Spurred by this event, at ICAO’s Air Navigation Conference in November 2012 Nav Canada proposed that aviation should stop using magnetic references and use only directional orientation relative to the Geographic North Pole.

This makes particular sense for any country – like Canada – with territories that approach the arctic or antarctic regions, who are forced to use True close to the magnetic poles, but it would also work perfectly worldwide. But the Montreal-headquartered ICAO has still not put the issue on its “to do” list.

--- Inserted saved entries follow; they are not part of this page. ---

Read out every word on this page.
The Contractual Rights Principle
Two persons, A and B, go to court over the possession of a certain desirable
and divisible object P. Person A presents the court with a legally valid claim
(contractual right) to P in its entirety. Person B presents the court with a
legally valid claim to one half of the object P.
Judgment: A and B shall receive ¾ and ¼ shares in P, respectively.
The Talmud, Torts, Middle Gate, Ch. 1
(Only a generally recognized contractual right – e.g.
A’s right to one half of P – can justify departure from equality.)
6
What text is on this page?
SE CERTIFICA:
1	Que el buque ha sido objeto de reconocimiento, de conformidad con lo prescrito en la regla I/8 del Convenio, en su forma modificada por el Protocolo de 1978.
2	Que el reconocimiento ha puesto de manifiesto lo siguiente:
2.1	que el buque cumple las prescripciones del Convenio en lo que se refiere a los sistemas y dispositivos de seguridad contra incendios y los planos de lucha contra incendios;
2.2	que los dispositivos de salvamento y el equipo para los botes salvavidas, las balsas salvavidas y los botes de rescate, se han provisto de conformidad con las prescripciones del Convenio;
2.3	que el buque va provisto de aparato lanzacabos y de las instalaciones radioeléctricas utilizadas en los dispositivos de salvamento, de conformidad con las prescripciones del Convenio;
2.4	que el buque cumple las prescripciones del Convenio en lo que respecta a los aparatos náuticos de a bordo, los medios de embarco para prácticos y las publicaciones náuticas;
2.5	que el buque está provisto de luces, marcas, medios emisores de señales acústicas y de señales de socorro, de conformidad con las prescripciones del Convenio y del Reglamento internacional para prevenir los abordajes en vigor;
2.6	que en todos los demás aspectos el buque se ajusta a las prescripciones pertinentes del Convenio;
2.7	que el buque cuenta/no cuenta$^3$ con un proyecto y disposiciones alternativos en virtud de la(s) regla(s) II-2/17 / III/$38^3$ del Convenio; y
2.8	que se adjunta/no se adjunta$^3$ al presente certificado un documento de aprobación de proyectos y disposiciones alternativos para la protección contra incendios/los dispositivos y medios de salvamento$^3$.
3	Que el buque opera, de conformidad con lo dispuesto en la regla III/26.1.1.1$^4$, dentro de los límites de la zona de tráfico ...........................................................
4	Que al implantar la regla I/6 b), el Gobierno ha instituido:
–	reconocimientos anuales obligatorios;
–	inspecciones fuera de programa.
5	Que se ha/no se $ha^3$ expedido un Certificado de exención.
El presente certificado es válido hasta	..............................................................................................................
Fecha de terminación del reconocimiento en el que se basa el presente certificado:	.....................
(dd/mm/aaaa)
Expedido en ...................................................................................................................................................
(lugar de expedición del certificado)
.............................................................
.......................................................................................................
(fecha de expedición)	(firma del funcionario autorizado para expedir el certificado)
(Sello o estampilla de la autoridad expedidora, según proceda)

Now, however, with more flights than ever transiting the Arctic ocean on routes between North America and South East Asia or India, steering by Magnetic North makes little sense, although it just happens that the Magnetic North Pole is now migrating closer to the Geographic North Pole than it has ever been in recorded history.

That imminent closeness of the two North Poles is used by the pro-True lobby to suggest this is a natural time to change, because the changes required will be the smallest they have ever been. But it is change itself that presents the one-off cost, and which demands scarce human resources to organise it, not the mathematical size of the variation between Magnetic and True.

The following rather simplified chart shows that the advantages – in today’s world – of Magnetic are few, and the disadvantages many and compelling, while the advantages of True are powerful and its disadvantages relatively trivial.

mag-vs-true-3-2

Maybe at present there is no actual urgency to adopt True North as aviation’s navigation lodestar, but industry voices on the subject are muted, as if it is bad form to step out of line.

A major European airline, not alone in its beliefs, has a compelling and detailed presentation on the subject, in which it concludes : “Transition from magnetic to true reference is unavoidable. The transition phase will need further studies in order to maintain the safety objectives. Time is ripe to start the transition process.” But the carrier was not prepared to break cover.